PHASE I:   Dec. 15, 1992 – Feb. 13, 1993

• Five air monitors installed

• 100 samples of particulate matter (PM) collected and analyzed for lead, arsenic, and    particulate matter.

PHASE II:   Aug. 10, 1993 – Oct. 30, 1993

• Seven air monitors installed

• The particulate filters were scanned for 30 toxic metals, cadmium, zinc, antimony, lead, copper, arsenic, and manganese.

• Computer Modeling conducted to better “understand the probable sources of pollutants…”

RESULTS:  Phase I & Phase II

ARSENIC

Arsenic exceeded EPA’s ASIL and RSC levels in both phases.

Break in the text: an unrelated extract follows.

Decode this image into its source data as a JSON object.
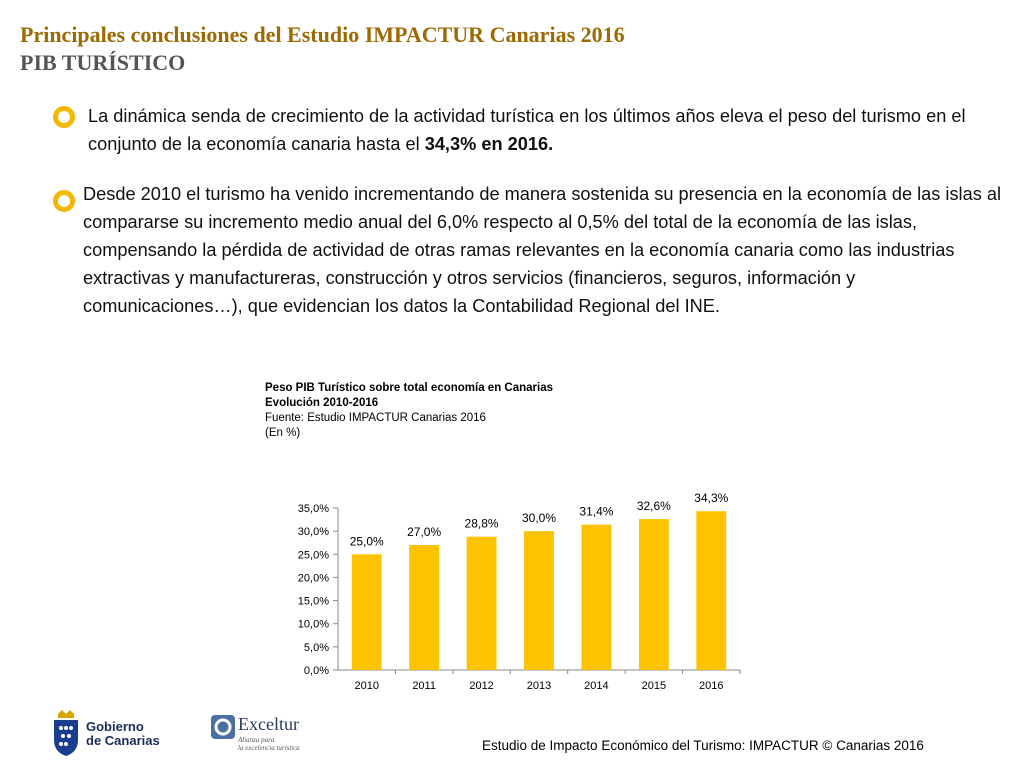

    • Phase I – maximum arsenic level detected:  .25 ug/m3
    • Phase II – maximum arsenic level detected: 0.1164 ug/m3

CADMIUM (*Cadmium was only tested in the Phase II air monitoring.)

Cadmium exceeded EPA’s ASIL and RSC levels in phase II.

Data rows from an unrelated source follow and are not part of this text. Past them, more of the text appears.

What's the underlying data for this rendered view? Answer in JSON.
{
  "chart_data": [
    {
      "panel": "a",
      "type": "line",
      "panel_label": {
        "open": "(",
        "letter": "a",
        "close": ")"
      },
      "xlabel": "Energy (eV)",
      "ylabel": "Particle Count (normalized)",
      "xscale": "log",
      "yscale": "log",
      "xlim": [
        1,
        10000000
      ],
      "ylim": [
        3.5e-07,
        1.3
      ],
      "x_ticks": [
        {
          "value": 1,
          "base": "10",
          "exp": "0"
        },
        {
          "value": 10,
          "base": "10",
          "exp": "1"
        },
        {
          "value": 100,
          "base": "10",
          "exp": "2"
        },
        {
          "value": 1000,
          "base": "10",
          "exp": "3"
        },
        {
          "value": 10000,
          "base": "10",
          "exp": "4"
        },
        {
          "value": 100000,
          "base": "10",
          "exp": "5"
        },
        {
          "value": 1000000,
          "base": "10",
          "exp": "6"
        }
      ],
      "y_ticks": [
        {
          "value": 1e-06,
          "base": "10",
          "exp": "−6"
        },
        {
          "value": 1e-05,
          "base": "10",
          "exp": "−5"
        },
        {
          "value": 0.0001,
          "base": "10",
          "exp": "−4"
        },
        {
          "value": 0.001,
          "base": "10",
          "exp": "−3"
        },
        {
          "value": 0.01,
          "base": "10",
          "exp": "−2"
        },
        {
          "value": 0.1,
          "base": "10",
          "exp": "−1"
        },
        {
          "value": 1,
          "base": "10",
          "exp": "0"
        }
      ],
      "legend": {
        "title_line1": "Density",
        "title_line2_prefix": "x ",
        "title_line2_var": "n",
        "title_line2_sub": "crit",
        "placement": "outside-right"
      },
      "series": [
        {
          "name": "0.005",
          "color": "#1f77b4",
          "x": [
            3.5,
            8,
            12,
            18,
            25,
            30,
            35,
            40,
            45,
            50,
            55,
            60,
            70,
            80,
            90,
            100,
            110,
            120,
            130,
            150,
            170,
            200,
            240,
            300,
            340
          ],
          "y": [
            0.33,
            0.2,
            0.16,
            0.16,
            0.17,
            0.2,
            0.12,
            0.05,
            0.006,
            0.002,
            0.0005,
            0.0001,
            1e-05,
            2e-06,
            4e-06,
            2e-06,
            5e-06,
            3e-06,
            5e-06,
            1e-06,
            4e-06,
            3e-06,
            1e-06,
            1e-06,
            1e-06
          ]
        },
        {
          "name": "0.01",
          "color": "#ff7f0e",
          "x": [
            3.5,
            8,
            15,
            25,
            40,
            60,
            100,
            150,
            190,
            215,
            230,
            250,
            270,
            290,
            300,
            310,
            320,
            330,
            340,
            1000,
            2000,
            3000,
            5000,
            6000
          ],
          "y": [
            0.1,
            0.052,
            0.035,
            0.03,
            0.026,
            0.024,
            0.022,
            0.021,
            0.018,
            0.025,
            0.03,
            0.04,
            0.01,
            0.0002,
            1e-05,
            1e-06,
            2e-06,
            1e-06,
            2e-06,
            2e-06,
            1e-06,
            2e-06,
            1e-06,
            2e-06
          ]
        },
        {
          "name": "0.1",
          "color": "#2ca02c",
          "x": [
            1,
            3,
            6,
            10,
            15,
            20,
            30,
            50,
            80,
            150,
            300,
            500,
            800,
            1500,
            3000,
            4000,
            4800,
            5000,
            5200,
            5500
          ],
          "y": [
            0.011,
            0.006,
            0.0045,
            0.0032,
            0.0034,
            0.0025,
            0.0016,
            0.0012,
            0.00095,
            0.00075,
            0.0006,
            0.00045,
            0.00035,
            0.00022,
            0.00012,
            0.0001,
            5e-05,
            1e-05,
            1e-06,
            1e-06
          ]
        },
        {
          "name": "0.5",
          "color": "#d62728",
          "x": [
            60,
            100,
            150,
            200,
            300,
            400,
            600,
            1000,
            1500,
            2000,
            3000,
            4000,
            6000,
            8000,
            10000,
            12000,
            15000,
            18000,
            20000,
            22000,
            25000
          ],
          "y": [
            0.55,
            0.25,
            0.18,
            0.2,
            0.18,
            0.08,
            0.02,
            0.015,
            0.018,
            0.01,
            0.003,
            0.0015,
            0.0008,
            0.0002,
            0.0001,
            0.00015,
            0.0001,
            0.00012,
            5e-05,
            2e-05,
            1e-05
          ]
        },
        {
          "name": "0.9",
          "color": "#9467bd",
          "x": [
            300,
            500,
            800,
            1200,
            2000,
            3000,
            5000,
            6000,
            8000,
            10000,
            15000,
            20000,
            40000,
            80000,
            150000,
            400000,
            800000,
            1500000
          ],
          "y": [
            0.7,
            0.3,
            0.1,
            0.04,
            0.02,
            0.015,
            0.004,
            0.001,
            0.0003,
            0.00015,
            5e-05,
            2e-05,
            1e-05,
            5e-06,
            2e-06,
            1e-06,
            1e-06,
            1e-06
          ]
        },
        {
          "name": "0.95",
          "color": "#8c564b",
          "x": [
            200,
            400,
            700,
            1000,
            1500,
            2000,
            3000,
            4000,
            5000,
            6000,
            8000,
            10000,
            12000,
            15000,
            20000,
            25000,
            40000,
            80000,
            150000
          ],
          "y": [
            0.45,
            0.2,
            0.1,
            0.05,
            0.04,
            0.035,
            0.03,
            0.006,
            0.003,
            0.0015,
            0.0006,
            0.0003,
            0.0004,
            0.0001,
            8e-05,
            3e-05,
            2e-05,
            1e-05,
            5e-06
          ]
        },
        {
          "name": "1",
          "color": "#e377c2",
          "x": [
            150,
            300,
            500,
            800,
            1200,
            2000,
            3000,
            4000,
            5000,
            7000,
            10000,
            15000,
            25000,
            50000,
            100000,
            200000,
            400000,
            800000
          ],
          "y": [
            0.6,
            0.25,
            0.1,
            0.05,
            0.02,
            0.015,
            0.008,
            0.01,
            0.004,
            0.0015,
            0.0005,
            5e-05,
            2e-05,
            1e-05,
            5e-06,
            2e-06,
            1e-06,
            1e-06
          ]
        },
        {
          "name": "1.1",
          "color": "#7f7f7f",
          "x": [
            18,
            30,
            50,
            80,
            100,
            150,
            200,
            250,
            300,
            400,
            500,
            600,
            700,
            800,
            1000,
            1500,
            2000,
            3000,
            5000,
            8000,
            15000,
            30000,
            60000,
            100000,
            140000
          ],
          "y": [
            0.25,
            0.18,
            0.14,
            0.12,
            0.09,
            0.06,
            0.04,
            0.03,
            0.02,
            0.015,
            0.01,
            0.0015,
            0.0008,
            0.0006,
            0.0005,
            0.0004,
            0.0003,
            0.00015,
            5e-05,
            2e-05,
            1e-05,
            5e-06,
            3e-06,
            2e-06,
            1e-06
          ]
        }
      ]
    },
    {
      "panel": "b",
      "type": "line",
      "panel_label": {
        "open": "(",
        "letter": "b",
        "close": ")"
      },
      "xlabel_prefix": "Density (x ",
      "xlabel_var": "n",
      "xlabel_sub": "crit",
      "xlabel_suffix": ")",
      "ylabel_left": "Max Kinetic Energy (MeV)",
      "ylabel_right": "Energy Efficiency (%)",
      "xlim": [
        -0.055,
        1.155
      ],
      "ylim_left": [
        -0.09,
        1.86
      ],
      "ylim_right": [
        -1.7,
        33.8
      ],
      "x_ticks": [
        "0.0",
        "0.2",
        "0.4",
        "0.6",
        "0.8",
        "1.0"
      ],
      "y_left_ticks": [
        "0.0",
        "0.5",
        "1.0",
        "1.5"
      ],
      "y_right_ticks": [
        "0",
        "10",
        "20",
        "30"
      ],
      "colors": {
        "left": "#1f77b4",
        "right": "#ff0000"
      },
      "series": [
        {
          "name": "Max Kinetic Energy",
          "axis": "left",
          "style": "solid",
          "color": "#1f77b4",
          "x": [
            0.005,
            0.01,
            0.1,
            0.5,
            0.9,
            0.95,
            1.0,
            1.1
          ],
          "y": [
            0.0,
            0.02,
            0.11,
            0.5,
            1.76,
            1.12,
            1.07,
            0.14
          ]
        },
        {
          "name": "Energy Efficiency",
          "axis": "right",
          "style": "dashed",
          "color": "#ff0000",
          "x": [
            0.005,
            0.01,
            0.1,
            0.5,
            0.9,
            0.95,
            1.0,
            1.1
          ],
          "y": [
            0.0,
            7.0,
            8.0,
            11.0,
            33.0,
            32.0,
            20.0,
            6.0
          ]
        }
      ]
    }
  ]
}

    • Phase II – maximum cadmium level detected:  .0474 ug/m3

COMPUTER MODELING

The results of the computer modeling done in Phase II confirmed “…the monitoring data results in predicting that winds and pollutants from the (Teck) smelter can easily travel down the Columbia River Valley to produce moderately high pollutant concentrations in the study area.”

 

PHASE III:   Nov. 3, 1993 – Aug. 6, 1994

• One monitoring site – located 3 miles NE of Northport on “Paparich”

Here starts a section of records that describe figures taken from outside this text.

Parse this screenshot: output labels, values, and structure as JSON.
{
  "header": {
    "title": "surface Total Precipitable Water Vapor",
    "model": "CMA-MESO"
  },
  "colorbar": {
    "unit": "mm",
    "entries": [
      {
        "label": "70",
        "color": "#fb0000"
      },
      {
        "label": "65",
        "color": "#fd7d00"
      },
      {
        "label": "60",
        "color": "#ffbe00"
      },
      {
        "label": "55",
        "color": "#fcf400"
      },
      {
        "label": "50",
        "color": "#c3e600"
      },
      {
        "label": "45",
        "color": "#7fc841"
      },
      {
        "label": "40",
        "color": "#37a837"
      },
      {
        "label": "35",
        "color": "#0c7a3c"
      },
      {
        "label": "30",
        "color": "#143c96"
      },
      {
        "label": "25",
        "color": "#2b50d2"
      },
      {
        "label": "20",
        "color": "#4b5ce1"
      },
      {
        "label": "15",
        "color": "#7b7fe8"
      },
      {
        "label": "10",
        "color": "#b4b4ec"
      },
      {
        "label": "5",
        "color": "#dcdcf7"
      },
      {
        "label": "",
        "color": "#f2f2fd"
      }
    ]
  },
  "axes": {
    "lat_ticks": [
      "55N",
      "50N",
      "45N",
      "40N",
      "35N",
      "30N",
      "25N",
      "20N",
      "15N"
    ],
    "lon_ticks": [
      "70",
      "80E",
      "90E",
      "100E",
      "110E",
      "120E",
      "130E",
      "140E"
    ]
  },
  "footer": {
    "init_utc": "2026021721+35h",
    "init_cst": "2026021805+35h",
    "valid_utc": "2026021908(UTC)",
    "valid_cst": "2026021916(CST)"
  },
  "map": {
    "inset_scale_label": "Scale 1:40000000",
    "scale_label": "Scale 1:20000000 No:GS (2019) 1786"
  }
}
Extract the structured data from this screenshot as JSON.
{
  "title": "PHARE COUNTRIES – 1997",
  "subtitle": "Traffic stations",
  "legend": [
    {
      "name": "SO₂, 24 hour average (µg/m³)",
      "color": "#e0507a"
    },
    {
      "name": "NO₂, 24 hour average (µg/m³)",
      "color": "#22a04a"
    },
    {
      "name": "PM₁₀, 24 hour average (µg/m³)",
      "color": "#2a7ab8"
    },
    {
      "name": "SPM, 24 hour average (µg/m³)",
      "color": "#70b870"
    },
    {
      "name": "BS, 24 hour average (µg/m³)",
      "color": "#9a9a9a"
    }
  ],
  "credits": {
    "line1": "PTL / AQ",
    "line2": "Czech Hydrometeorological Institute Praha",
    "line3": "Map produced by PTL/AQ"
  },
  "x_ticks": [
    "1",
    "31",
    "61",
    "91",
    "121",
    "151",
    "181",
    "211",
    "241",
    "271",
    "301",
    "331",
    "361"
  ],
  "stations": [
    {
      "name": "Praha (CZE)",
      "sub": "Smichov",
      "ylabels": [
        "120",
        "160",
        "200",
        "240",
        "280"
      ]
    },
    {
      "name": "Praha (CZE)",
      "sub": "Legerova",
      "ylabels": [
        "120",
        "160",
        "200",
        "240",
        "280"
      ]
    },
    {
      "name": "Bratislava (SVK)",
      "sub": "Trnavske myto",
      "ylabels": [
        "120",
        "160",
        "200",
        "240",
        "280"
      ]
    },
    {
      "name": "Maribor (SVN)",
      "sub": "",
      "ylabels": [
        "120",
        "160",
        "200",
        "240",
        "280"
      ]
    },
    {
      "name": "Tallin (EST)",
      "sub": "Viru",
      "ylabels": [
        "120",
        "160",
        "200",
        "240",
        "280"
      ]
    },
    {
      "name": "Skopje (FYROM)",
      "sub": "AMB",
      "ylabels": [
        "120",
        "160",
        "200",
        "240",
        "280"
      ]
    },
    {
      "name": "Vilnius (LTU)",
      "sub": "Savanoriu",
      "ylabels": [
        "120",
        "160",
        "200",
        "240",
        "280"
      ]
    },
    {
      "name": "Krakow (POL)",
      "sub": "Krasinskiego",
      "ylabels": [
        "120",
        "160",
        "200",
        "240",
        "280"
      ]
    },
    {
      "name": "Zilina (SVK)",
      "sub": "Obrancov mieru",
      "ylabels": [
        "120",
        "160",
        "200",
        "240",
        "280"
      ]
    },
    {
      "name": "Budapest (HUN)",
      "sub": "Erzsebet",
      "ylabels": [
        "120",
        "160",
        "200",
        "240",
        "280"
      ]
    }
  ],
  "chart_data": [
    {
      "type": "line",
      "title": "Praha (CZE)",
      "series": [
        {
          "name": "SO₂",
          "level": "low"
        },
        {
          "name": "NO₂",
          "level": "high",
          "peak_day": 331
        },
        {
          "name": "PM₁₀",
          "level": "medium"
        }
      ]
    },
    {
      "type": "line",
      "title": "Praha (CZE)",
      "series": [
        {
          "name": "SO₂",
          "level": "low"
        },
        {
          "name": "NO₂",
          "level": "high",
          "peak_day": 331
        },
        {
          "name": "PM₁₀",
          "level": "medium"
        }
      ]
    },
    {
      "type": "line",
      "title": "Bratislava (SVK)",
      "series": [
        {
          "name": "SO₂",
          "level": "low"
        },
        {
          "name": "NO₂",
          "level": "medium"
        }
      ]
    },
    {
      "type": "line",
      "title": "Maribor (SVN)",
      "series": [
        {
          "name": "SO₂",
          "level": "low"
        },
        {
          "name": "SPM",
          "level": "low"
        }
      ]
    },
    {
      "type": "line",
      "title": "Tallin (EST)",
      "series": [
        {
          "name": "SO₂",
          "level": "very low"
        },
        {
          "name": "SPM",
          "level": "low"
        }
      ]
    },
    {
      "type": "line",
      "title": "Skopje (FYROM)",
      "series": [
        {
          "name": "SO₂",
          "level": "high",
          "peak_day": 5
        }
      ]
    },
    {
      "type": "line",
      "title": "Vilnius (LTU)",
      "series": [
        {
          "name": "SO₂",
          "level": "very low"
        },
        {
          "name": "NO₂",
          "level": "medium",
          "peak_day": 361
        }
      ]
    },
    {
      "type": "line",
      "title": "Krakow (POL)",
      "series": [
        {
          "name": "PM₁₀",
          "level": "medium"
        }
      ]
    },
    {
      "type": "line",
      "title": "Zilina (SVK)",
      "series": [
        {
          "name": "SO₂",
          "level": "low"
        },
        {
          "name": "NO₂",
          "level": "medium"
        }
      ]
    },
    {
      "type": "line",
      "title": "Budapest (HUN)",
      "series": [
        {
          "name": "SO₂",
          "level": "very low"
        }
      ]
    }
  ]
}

• Metals evaluated – lead, arsenic, cadmium

RESULTS:  Phase III

ARSENIC

Arsenic exceeded EPA’s ASIL and RSC levels in phase III

    • Phase III:   Arsenic maximum yearly average:  .12 ug/m3

CADMIUM

Cadmium exceeded EPA’s ASIL and RSC levels in phase III

    • Phase III:   Cadmium maximum yearly average:  .04 ug/m3

 

PHASE IV:   Sept. 5, 1997 – Dec. 31, 1998

• Three monitoring sites in Northport

• Metals evaluated – arsenic, lead, cadmium, zinc

RESULTS:  Phase IV

ARSENIC

Arsenic exceeded EPA’s ASIL and RSC levels in phase IV

    • Phase IV:   Arsenic maximum yearly average:  .02 ug/m3

CADMIUM

Cadmium exceeded EPA’s ASIL and RSC Levels in phase IV

    • Phase IV:    Cadmium maximum yearly average:  .01 ug/m3

 

CONCLUSION

In conclusion;  of the four Air Monitoring Studies conducted by Ecology between 1992 thru 1998 the level of arsenic and cadmium consistently exceeded all safety levels.  Ecology agreed to approve Teck’s request for a new permit in 1996 for a new “KIVCET” smelter, with the condition that phase IV of the air monitoring proved the new Kivcet smelter reduced the levels of arsenic and cadmium to safe levels in and around Northport.  The results of phase IV proved only that the levels stayed the same, still unsafe.  Ecology approved the permit anyway, but concluded in phase IV that they would “continue its efforts to fine- tune the MM5, CALMET and CALPUFF air quality models for utilization in the Northport study area. …(I)n addition to evaluating the need for further emission reductions at the (Teck) facility, the above models will be used to determine pollutant impact “hot spots” and optimum long-term air quality monitoring site locations (in Northport).”

No air monitoring has taken place in Northport since the conclusion of phase IV in 1998.  For 18 years the community of Northport has been exposed to unsafe levels of arsenic and cadmium, levels the Department of Ecology knew about, and warned the EPA about…..but no one warned the residents of Northport.

The EPA is currently, and so far unsuccessfully, trying to obtain funding from Teck to install air monitors in and around Northport.  The Ministry of Environment in Canada recently fined Teck 3.4 million dollars for their spills into the Columbia River.  Perhaps, the Canadian Ministry could provide the funding for the air monitors needed 3 miles down river from Teck?  Doubtful.